Ebola virus nucleic acid molecules characteristic standard sample and preparation method thereof
Technical field
The present invention relates to a kind of Ebola virus nucleic acid molecules characteristic standard sample and preparation method thereof, belong to molecular biosciences Field.
Background technology
On May 14 nineteen ninety-five (lunar calendar April 15), Zaire finds rare infectious disease Ebola.Ebola (Ebola), It is used to call the generic term that a group belongs to fiber Viraceae Ebola virus subordinate's several viral, may result in Ebola virus Hemorrhagic fever, suffers from this disease and can cause people in extremely, comprise several symptoms in various degree, change including nausea,vomiting,diarrhea, the colour of skin, Muscular stiffness, internal hemorrhage, external hemorrhage, fever etc., the infected's symptom be all the Marburg virus of fiber Viraceae extremely Similar.This virus is with Ebola river name (this state is once called as Zaire) of Africa cd, and this place is close to the most quick-fried The clan sent out, the Congo is still the location of nearest four outbursts, including being once very popular of in May, 2005.

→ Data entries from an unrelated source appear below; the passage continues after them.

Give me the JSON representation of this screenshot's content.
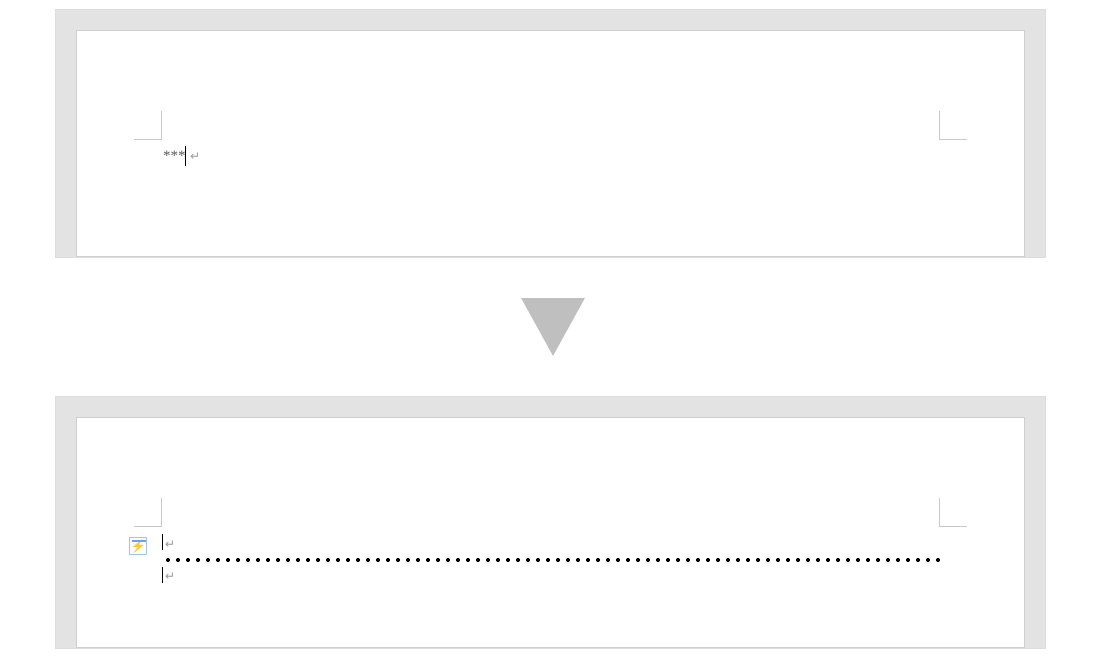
{
  "before": {
    "typed_text": "***",
    "paragraph_mark": "↵"
  },
  "after": {
    "paragraph_mark_1": "↵",
    "paragraph_mark_2": "↵",
    "autocorrect_badge": "autocorrect-options"
  }
}
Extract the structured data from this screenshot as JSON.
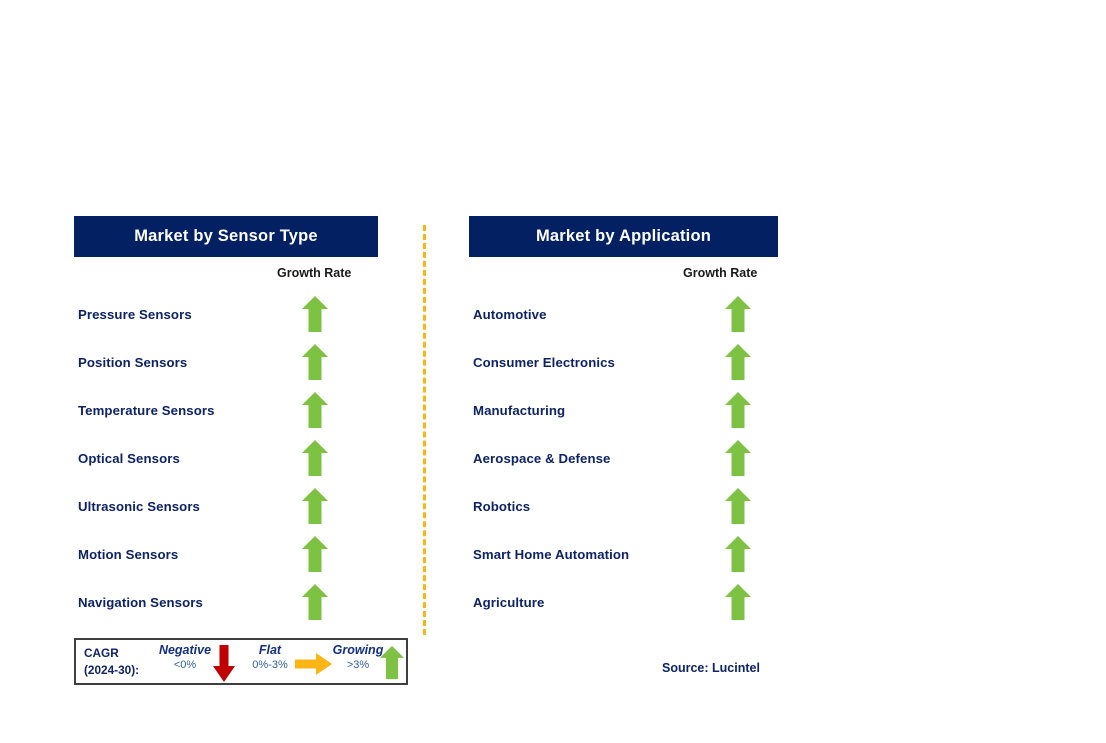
{
  "colors": {
    "header_bg": "#032063",
    "header_text": "#ffffff",
    "label_text": "#0d2364",
    "growth_green": "#7DC242",
    "negative_red": "#C00000",
    "flat_orange": "#FBB615",
    "divider_orange": "#FBB615",
    "legend_border": "#3f3f3f"
  },
  "panels": [
    {
      "id": "market-by-sensor-type",
      "title": "Market by Sensor Type",
      "growth_rate_label": "Growth Rate",
      "rows": [
        {
          "label": "Pressure Sensors",
          "growth": "growing",
          "icon": "arrow-up-icon"
        },
        {
          "label": "Position Sensors",
          "growth": "growing",
          "icon": "arrow-up-icon"
        },
        {
          "label": "Temperature Sensors",
          "growth": "growing",
          "icon": "arrow-up-icon"
        },
        {
          "label": "Optical Sensors",
          "growth": "growing",
          "icon": "arrow-up-icon"
        },
        {
          "label": "Ultrasonic Sensors",
          "growth": "growing",
          "icon": "arrow-up-icon"
        },
        {
          "label": "Motion Sensors",
          "growth": "growing",
          "icon": "arrow-up-icon"
        },
        {
          "label": "Navigation Sensors",
          "growth": "growing",
          "icon": "arrow-up-icon"
        }
      ]
    },
    {
      "id": "market-by-application",
      "title": "Market by Application",
      "growth_rate_label": "Growth Rate",
      "rows": [
        {
          "label": "Automotive",
          "growth": "growing",
          "icon": "arrow-up-icon"
        },
        {
          "label": "Consumer Electronics",
          "growth": "growing",
          "icon": "arrow-up-icon"
        },
        {
          "label": "Manufacturing",
          "growth": "growing",
          "icon": "arrow-up-icon"
        },
        {
          "label": "Aerospace & Defense",
          "growth": "growing",
          "icon": "arrow-up-icon"
        },
        {
          "label": "Robotics",
          "growth": "growing",
          "icon": "arrow-up-icon"
        },
        {
          "label": "Smart Home Automation",
          "growth": "growing",
          "icon": "arrow-up-icon"
        },
        {
          "label": "Agriculture",
          "growth": "growing",
          "icon": "arrow-up-icon"
        }
      ]
    }
  ],
  "legend": {
    "cagr_line1": "CAGR",
    "cagr_line2": "(2024-30):",
    "items": [
      {
        "title": "Negative",
        "range": "<0%",
        "icon": "arrow-down-icon",
        "color": "#C00000"
      },
      {
        "title": "Flat",
        "range": "0%-3%",
        "icon": "arrow-right-icon",
        "color": "#FBB615"
      },
      {
        "title": "Growing",
        "range": ">3%",
        "icon": "arrow-up-icon",
        "color": "#7DC242"
      }
    ]
  },
  "source": "Source: Lucintel",
  "chart_data": {
    "type": "table",
    "title": "Sensor Market Growth Outlook by Sensor Type and Application",
    "legend_key": [
      {
        "label": "Negative",
        "range": "<0%",
        "symbol": "down arrow",
        "color": "#C00000"
      },
      {
        "label": "Flat",
        "range": "0%-3%",
        "symbol": "right arrow",
        "color": "#FBB615"
      },
      {
        "label": "Growing",
        "range": ">3%",
        "symbol": "up arrow",
        "color": "#7DC242"
      }
    ],
    "cagr_period": "2024-30",
    "series": [
      {
        "name": "Market by Sensor Type",
        "categories": [
          "Pressure Sensors",
          "Position Sensors",
          "Temperature Sensors",
          "Optical Sensors",
          "Ultrasonic Sensors",
          "Motion Sensors",
          "Navigation Sensors"
        ],
        "values": [
          "Growing",
          "Growing",
          "Growing",
          "Growing",
          "Growing",
          "Growing",
          "Growing"
        ]
      },
      {
        "name": "Market by Application",
        "categories": [
          "Automotive",
          "Consumer Electronics",
          "Manufacturing",
          "Aerospace & Defense",
          "Robotics",
          "Smart Home Automation",
          "Agriculture"
        ],
        "values": [
          "Growing",
          "Growing",
          "Growing",
          "Growing",
          "Growing",
          "Growing",
          "Growing"
        ]
      }
    ],
    "source": "Lucintel"
  }
}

Ebola virus, bio-safety grade is 4 grades, and (AIDS is 3 grades, and SARS is 3 grades, and the biggest protection of progression is the tightest Lattice).Virus latency was up to 2 to 21 days, but generally only had 5 days to 10 days.In this virus epidemic situation of Africa outburst in 2014, this Ebola's epidemic situation the most serious since having record has caused 932 people dead.
At present, the diagnostic method of Ebola virus is mainly by virus purification, agarose immunodiffusion technique, molecular biology Etc. diagnostic techniques.In recent years, along with the development of Protocols in Molecular Biology, real-time fluorescence PCR technology is quick with it, sensitive, special Property good advantage account for the biggest advantage, cause the concern of numerous researcher, but existing molecular Biological Detection kit mostly be public Take charge of and design positive control according to document, there is no unified standard.Along with the increase of foreign trade, the inspection process time limit shortens, It is difficult to ensure that the quality control in laboratory.
Summary of the invention
For the problems referred to above, the present invention develops a kind of Ebola virus nucleic acid molecules characteristic standard sample, can be used for feature Positive control during Sequence Detection, to ensure the tractability of testing result.Concrete technical scheme is as follows.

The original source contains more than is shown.